As galinhas do Quim

AS GALINHAS DO QUIM

Alírio Silva

Numa das cidades em que residi, durante minha jornada de bancário, dentre os muitos amigos que tive oportunidade de fazer, um dos mais inesquecíveis foi o Quim. Peça fina. Colega de profissão, só que de outra instituição. O que não prejudicou em nada nossa amizade, inclusive porque, nas horas de lazer, a gente não tocava em assuntos profissionais. Era terminantemente proibido.

O Quim era realmente uma pessoa fora de série. A começar pelo nome: Quim, em geral, é apelido de Joaquim, ou outro nome parecido, mas aquele meu amigo se dava ao luxo de chamar-se Antenor! Antenor!. . . que qui tem o saco com a embira, pomba!

Metido a cozinheiro – e o era realmente - estava sempre convidando os amigos para uma galinhada em seu sítio, pertinho da cidade. E a gente ia, é claro! Cervejinha, pinguinha, tira-gosto de mandioca frita com torresmo, joguinho de truco, galinha com arroz feitos na hora, quem vai injeitar?. . .

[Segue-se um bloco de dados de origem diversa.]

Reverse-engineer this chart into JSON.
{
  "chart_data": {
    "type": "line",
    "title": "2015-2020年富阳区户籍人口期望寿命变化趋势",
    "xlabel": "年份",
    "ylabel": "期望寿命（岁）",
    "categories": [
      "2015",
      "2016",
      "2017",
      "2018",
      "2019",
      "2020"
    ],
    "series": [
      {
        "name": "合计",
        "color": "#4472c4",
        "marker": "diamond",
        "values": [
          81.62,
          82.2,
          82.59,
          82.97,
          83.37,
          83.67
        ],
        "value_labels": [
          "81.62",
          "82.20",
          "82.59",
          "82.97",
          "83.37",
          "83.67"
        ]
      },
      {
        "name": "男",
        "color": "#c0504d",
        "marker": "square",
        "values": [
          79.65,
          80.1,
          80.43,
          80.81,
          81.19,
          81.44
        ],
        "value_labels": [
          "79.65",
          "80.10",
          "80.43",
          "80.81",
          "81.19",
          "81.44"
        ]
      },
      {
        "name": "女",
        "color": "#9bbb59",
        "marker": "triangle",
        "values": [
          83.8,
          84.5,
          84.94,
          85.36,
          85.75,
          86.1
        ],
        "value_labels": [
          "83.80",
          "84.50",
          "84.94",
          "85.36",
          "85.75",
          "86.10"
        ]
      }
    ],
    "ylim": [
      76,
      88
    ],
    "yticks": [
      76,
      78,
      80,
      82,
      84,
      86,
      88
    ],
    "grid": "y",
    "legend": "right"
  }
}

Uma coisa o Quim fazia questão de afirmar: só matava galinha que apresentasse algum defeito! E assim, sempre que chamava para uma galinhada, já ia logo explicando:

- . . . é que tem uma penosa lá qui tá um inferno pra entrá na horta, sô!

E lá íamos nós ajudar o companheiro a exterminar a maldita destruidora de horta. Enquanto ele, de avental e tudo, preparava a meliante, xingando e excomungando quem quer que fosse que entrasse na cozinha ou arriscasse algum palpite, a gente batia um truco barulhento e agitado na varanda – murros na mesa, ginásticas mirabolantes nos caibros, etc. e tal – molhando a garganta com uma cachacinha da roça ou uma cervejinha gelada, e rebatendo com um torresminho ou u’a mandioquinha enxuta e salgadinha. Era muito sacrifício, mas, afinal, o Quim merecia: companheirão!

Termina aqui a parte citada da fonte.